Für beide Seiten gilt:
• Die Abnahme des Bauwerks ist ein zentrales Ereignis. Dokumentieren Sie alle Mängel sorgfältig in einem Abnahmeprotokoll.
• Klären Sie, wie mit Nachträgen und Leistungsänderungen umgegangen werden soll.

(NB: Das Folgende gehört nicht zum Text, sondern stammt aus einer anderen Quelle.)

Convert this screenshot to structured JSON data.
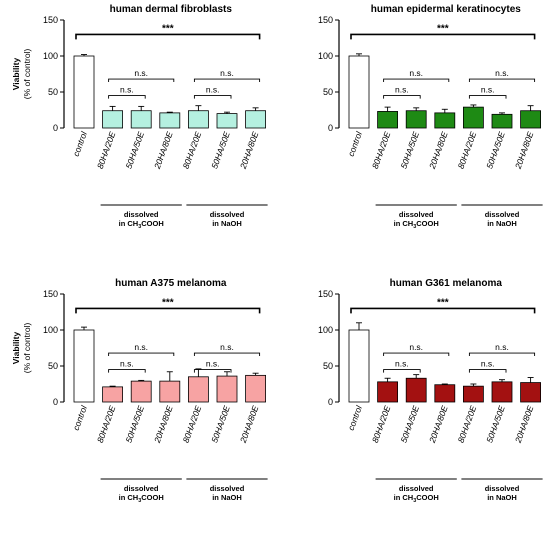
{
  "chart_data": [
    {
      "type": "bar",
      "title": "human dermal fibroblasts",
      "ylabel": "Viability",
      "ylabel_sub": "(% of control)",
      "ylim": [
        0,
        150
      ],
      "yticks": [
        0,
        50,
        100,
        150
      ],
      "categories": [
        "control",
        "80HA/20E",
        "50HA/50E",
        "20HA/80E",
        "80HA/20E",
        "50HA/50E",
        "20HA/80E"
      ],
      "values": [
        100,
        24,
        24,
        21,
        24,
        20,
        24
      ],
      "errors": [
        2,
        6,
        6,
        1,
        7,
        2,
        4
      ],
      "bar_colors": [
        "#ffffff",
        "#b5f0e0",
        "#b5f0e0",
        "#b5f0e0",
        "#b5f0e0",
        "#b5f0e0",
        "#b5f0e0"
      ],
      "brackets": [
        {
          "from": 0,
          "to": 6,
          "y": 130,
          "label": "***"
        },
        {
          "from": 1,
          "to": 3,
          "y": 68,
          "label": "n.s."
        },
        {
          "from": 1,
          "to": 2,
          "y": 45,
          "label": "n.s."
        },
        {
          "from": 4,
          "to": 6,
          "y": 68,
          "label": "n.s."
        },
        {
          "from": 4,
          "to": 5,
          "y": 45,
          "label": "n.s."
        }
      ],
      "groups": [
        {
          "from": 1,
          "to": 3,
          "line1": "dissolved",
          "line2_pre": "in CH",
          "line2_sub1": "3",
          "line2_mid": "COOH",
          "line2_sub2": ""
        },
        {
          "from": 4,
          "to": 6,
          "line1": "dissolved",
          "line2_pre": "in NaOH",
          "line2_sub1": "",
          "line2_mid": "",
          "line2_sub2": ""
        }
      ]
    },
    {
      "type": "bar",
      "title": "human epidermal keratinocytes",
      "ylabel": "",
      "ylabel_sub": "",
      "ylim": [
        0,
        150
      ],
      "yticks": [
        0,
        50,
        100,
        150
      ],
      "categories": [
        "control",
        "80HA/20E",
        "50HA/50E",
        "20HA/80E",
        "80HA/20E",
        "50HA/50E",
        "20HA/80E"
      ],
      "values": [
        100,
        23,
        24,
        21,
        29,
        19,
        24
      ],
      "errors": [
        3,
        6,
        4,
        5,
        3,
        2,
        7
      ],
      "bar_colors": [
        "#ffffff",
        "#1e8a14",
        "#1e8a14",
        "#1e8a14",
        "#1e8a14",
        "#1e8a14",
        "#1e8a14"
      ],
      "brackets": [
        {
          "from": 0,
          "to": 6,
          "y": 130,
          "label": "***"
        },
        {
          "from": 1,
          "to": 3,
          "y": 68,
          "label": "n.s."
        },
        {
          "from": 1,
          "to": 2,
          "y": 45,
          "label": "n.s."
        },
        {
          "from": 4,
          "to": 6,
          "y": 68,
          "label": "n.s."
        },
        {
          "from": 4,
          "to": 5,
          "y": 45,
          "label": "n.s."
        }
      ],
      "groups": [
        {
          "from": 1,
          "to": 3,
          "line1": "dissolved",
          "line2_pre": "in CH",
          "line2_sub1": "3",
          "line2_mid": "COOH",
          "line2_sub2": ""
        },
        {
          "from": 4,
          "to": 6,
          "line1": "dissolved",
          "line2_pre": "in NaOH",
          "line2_sub1": "",
          "line2_mid": "",
          "line2_sub2": ""
        }
      ]
    },
    {
      "type": "bar",
      "title": "human A375 melanoma",
      "ylabel": "Viability",
      "ylabel_sub": "(% of control)",
      "ylim": [
        0,
        150
      ],
      "yticks": [
        0,
        50,
        100,
        150
      ],
      "categories": [
        "control",
        "80HA/20E",
        "50HA/50E",
        "20HA/80E",
        "80HA/20E",
        "50HA/50E",
        "20HA/80E"
      ],
      "values": [
        100,
        21,
        29,
        29,
        35,
        36,
        37
      ],
      "errors": [
        4,
        1,
        1,
        13,
        11,
        6,
        3
      ],
      "bar_colors": [
        "#ffffff",
        "#f7a3a3",
        "#f7a3a3",
        "#f7a3a3",
        "#f7a3a3",
        "#f7a3a3",
        "#f7a3a3"
      ],
      "brackets": [
        {
          "from": 0,
          "to": 6,
          "y": 130,
          "label": "***"
        },
        {
          "from": 1,
          "to": 3,
          "y": 68,
          "label": "n.s."
        },
        {
          "from": 1,
          "to": 2,
          "y": 45,
          "label": "n.s."
        },
        {
          "from": 4,
          "to": 6,
          "y": 68,
          "label": "n.s."
        },
        {
          "from": 4,
          "to": 5,
          "y": 45,
          "label": "n.s."
        }
      ],
      "groups": [
        {
          "from": 1,
          "to": 3,
          "line1": "dissolved",
          "line2_pre": "in CH",
          "line2_sub1": "3",
          "line2_mid": "COOH",
          "line2_sub2": ""
        },
        {
          "from": 4,
          "to": 6,
          "line1": "dissolved",
          "line2_pre": "in NaOH",
          "line2_sub1": "",
          "line2_mid": "",
          "line2_sub2": ""
        }
      ]
    },
    {
      "type": "bar",
      "title": "human G361 melanoma",
      "ylabel": "",
      "ylabel_sub": "",
      "ylim": [
        0,
        150
      ],
      "yticks": [
        0,
        50,
        100,
        150
      ],
      "categories": [
        "control",
        "80HA/20E",
        "50HA/50E",
        "20HA/80E",
        "80HA/20E",
        "50HA/50E",
        "20HA/80E"
      ],
      "values": [
        100,
        28,
        33,
        24,
        22,
        28,
        27
      ],
      "errors": [
        10,
        5,
        5,
        1,
        3,
        3,
        7
      ],
      "bar_colors": [
        "#ffffff",
        "#a31111",
        "#a31111",
        "#a31111",
        "#a31111",
        "#a31111",
        "#a31111"
      ],
      "brackets": [
        {
          "from": 0,
          "to": 6,
          "y": 130,
          "label": "***"
        },
        {
          "from": 1,
          "to": 3,
          "y": 68,
          "label": "n.s."
        },
        {
          "from": 1,
          "to": 2,
          "y": 45,
          "label": "n.s."
        },
        {
          "from": 4,
          "to": 6,
          "y": 68,
          "label": "n.s."
        },
        {
          "from": 4,
          "to": 5,
          "y": 45,
          "label": "n.s."
        }
      ],
      "groups": [
        {
          "from": 1,
          "to": 3,
          "line1": "dissolved",
          "line2_pre": "in CH",
          "line2_sub1": "3",
          "line2_mid": "COOH",
          "line2_sub2": ""
        },
        {
          "from": 4,
          "to": 6,
          "line1": "dissolved",
          "line2_pre": "in NaOH",
          "line2_sub1": "",
          "line2_mid": "",
          "line2_sub2": ""
        }
      ]
    }
  ]
}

• Vereinbaren Sie klare Fristen und Regelungen für die Fertigstellung und die Zahlung.
VI. Fazit
Die Entscheidung zwischen einem Bauvertrag nach VOB/B und nach BGB sollte nicht leichtfertig getroffen werden. Für Unternehmen mit Erfahrung im Bauwesen und bei größeren Bauprojekten bietet die VOB/B viele Vorteile, insbesondere durch ihre praxiserprobten und detaillierten Regelungen. Privatpersonen und Bauherren, die erstmals bauen, sind mit dem BGB-Bauvertrag meist besser beraten, da dieser mehr Verbraucherschutz bietet und rechtlich weniger Fallstricke birgt.
Am Ende gilt:
Ein gut durchdachter und klar formulierter Bauvertrag ist die beste Grundlage für ein erfolgreiches Bauprojekt – unabhängig davon, ob er nach VOB/B oder BGB gestaltet ist.